Re: [PATCH v2] Custom compression levels for objects and packs

"Dana How" <danahow@xxxxxxxxx> · Wed, 9 May 2007 02:21:45 -0700

On 5/8/07, Nicolas Pitre <nico@xxxxxxx> wrote:
On Tue, 8 May 2007, Dana How wrote:
> I think it should be straightforward for me to re-submit this
> based on current master.
Since this patch is simpler it could be merged much faster, before the
pack limit series.
Yes,  I will do "custom compression" patch first.

> > > +     /* differing core & pack compression when loose object -> must
> > recompress */
> > I am not sure if that is worth it, as you do not know if the
> > loose object you are looking at were compressed with the current
> > settings.
> You do not know for certain, that is correct.  However, config
> settings setting unequal compression levels signal that you
> care differently about the two cases. (For me,  I want the
> compression investment to correspond to the expected lifetime of the file.)
> Also,  *if* we have the knobs we want in the config file,
> I don't think we're going to be changing these settings all that often.
>
> If I didn't have this check forcing recompression in the pack,
> then in the absence of deltification each object would enter the pack
> by being copied (in the preceding code block) and pack.compression
> would have little effect.  I actually experienced this the very first
> time I imported a large dataset into git (I was trying to achieve the
> effect of this patch by changing core.compression dynamically,  and
> was a bit mystified for a while by the result).
>
> Thus,  if core.loosecompression is set to speed up git-add,  I should
> take the time to recompress the object when packing if pack.compression
> is different (of course the hit of not doing so will be lessened by
> deltification
> which forces a new compression).

Right.  And this also depends whether or not you have core.legacyheaders
set to false or not.

And the whole purpose for setting core.legacyheaders is exactly to allow
for loose objects to be copied straight into the pack.  This should have
priority over mismatched compression levels IMHO.
OK,  I got really confused here, so I looked over the code,
and figured out 2 causes for my confusion.
(1) core.legacyheaders controls use_legacy_headers, which defaults to 1.
So currently all loose objects are in legacy format and the code block
I spoke of doesn't trigger [without a config setting].  I didn't realize
legacy headers were still being produced (mislead by the name!).
(2) I read your "setting core.legacyheaders" as followed by TRUE,
but you meant FALSE, which is not the default.

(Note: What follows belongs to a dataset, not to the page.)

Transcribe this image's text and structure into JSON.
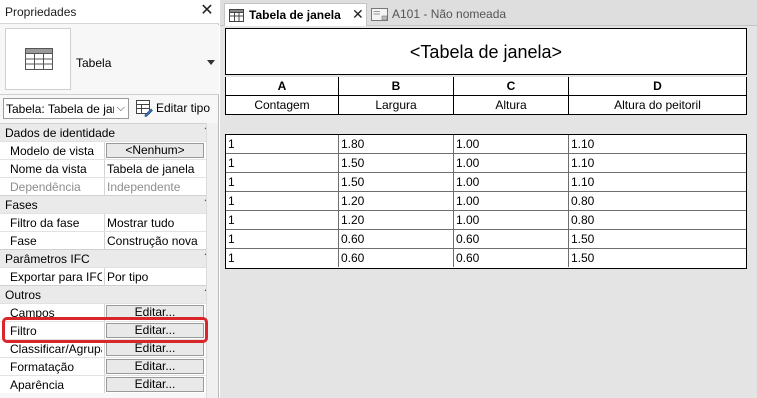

I also read that 1 year after 1.4.2, the default for core.legacyheaders is going
to change to FALSE.  I think our discussion should assume this has
happened.  So let's assume FALSE in the following.  The point of that
is that such a FALSE setting can't be assumed to have any special intent;
it will be the default.

[Everything I write here boils down to only one question,
which I repeat at the end.]

Data gets into a pack in these ways:
1. Loose object copied in;
2. Loose object newly deltified;
3. Packed object to be copied;
4. Packed object to be newly deltified;
5. Packed deltified object we can't re-use;
6. Packed deltified object we can re-use.
["copied" includes recompressed.]

In (2), (4), and (5), pack.compression will always be newly used.
If pack.compression doesn't change,  this means (6)
will be using pack.compression since it comes from (2) or (4).
So if I "guarantee" that (1) uses pack.compression,
(3) will as well, meaning everything in the pack will be
at pack.compression.

Thus if pack.compression != core.loosecompression takes precedence
over core.legacyheaders = false,  then for pack.compression constant
we get all 6 cases at level pack.compression.  If core.legacyheaders =
false takes precedence as you suggest,  then all undeltified objects
(20%?) will be stuck at core.loosecompression [since I see no way
to sensibly re-apply compression to something copied pack-to-pack].
I think this is inconsistent with what a pack.compression !=
core.loosecompression setting is telling us.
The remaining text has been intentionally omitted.